Saturday, August 16, 2003
(6:40 PM) | Adam Kotsko:
Against Theory
I have often wondered, when I hear people complain about "theory" and its "uselessness" and its corruption of the university, what exactly they think the university should be doing, if anything. This quote from Fredric Jameson's essay "Transformations of the Image" in The Cultural Turn seems to be a good assessment of the true goal of the "anti-theory" crowd. In it, he is discussing a theorist who has to pretend to be anti-theory in order to be cool and trendy:
Here the word theory tacitly encompasses everything from radicalism to philosophical speculation, from Marxism to poststructuralism, from literary theory to 'Critical Theory', from sociology to philosophies of history: everything, in short, which today prevents the university work of the humanities from deteriorating into a sandbox operation devoted to harmless and decorative eternal values and formalisms.... (117)
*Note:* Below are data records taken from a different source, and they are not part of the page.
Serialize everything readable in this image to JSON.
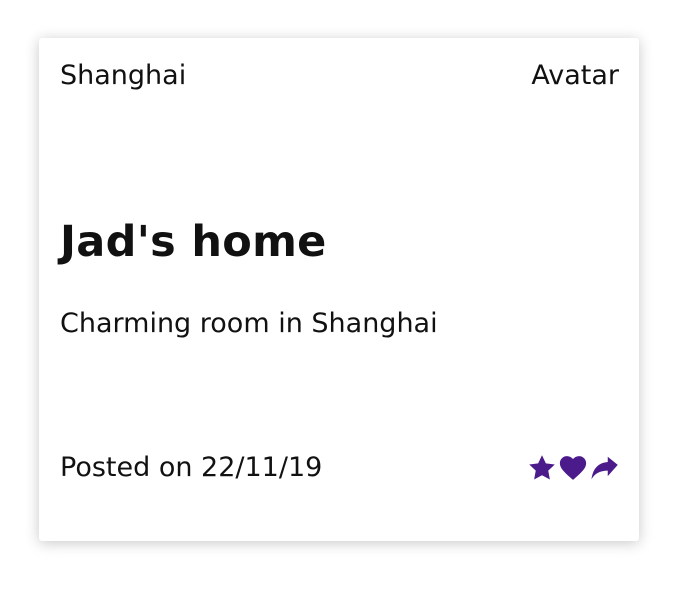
{
  "card": {
    "city": "Shanghai",
    "avatar_label": "Avatar",
    "title": "Jad's home",
    "description": "Charming room in Shanghai",
    "posted": "Posted on 22/11/19",
    "actions": [
      {
        "icon": "star-icon"
      },
      {
        "icon": "heart-icon"
      },
      {
        "icon": "share-icon"
      }
    ]
  },
  "colors": {
    "icon_color": "#4b1b8c",
    "text_color": "#111111"
  }
}
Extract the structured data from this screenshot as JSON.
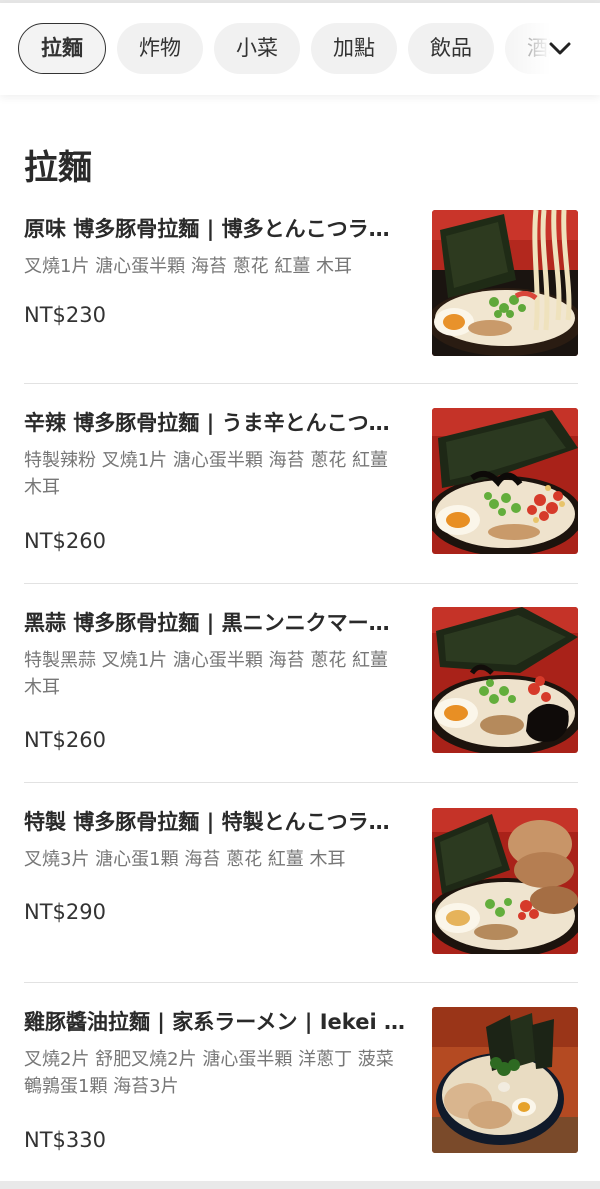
{
  "categories": [
    {
      "label": "拉麵",
      "active": true
    },
    {
      "label": "炸物",
      "active": false
    },
    {
      "label": "小菜",
      "active": false
    },
    {
      "label": "加點",
      "active": false
    },
    {
      "label": "飲品",
      "active": false
    },
    {
      "label": "酒精",
      "active": false
    }
  ],
  "section_title": "拉麵",
  "items": [
    {
      "name": "原味 博多豚骨拉麵 | 博多とんこつラーメン",
      "desc": "叉燒1片 溏心蛋半顆 海苔 蔥花 紅薑 木耳",
      "price": "NT$230",
      "image_icon": "tonkotsu-ramen-photo"
    },
    {
      "name": "辛辣 博多豚骨拉麵 | うま辛とんこつラーメン",
      "desc": "特製辣粉 叉燒1片 溏心蛋半顆 海苔 蔥花 紅薑 木耳",
      "price": "NT$260",
      "image_icon": "spicy-ramen-photo"
    },
    {
      "name": "黑蒜 博多豚骨拉麵 | 黒ニンニクマー油ラーメン",
      "desc": "特製黑蒜 叉燒1片 溏心蛋半顆 海苔 蔥花 紅薑 木耳",
      "price": "NT$260",
      "image_icon": "black-garlic-ramen-photo"
    },
    {
      "name": "特製 博多豚骨拉麵 | 特製とんこつラーメン",
      "desc": "叉燒3片 溏心蛋1顆 海苔 蔥花 紅薑 木耳",
      "price": "NT$290",
      "image_icon": "special-ramen-photo"
    },
    {
      "name": "雞豚醬油拉麵 | 家系ラーメン | Iekei Ramen",
      "desc": "叉燒2片 舒肥叉燒2片 溏心蛋半顆 洋蔥丁 菠菜 鵪鶉蛋1顆 海苔3片",
      "price": "NT$330",
      "image_icon": "iekei-ramen-photo"
    }
  ],
  "colors": {
    "chip_bg": "#f1f1f1",
    "active_chip_border": "#333333",
    "divider": "#e2e2e2",
    "desc_text": "#777777"
  },
  "icons": {
    "more_categories": "chevron-down-icon"
  }
}
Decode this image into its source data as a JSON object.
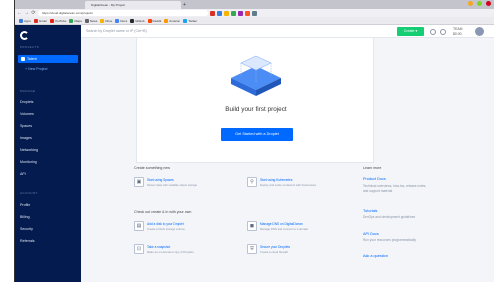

I guess it all depends on what you mean by "useless." If you think the function of the university is to offer high praise of the dominant culture and call that serious intellectual inquiry, then by all means get rid of theory. If you think the function of the university is to help people to see possibilities beyond their preconceived ideas or to "think," then maybe theory has a place -- even if the language is sometimes "turgid" or some other word that critics use and whose meaning they probably don't even know. With that in mind, it's funny that conservatives denounce "liberal" approaches to education as focussed on nothing but building up self-esteem, when in fact that's exactly what they envision as the purpose of the university.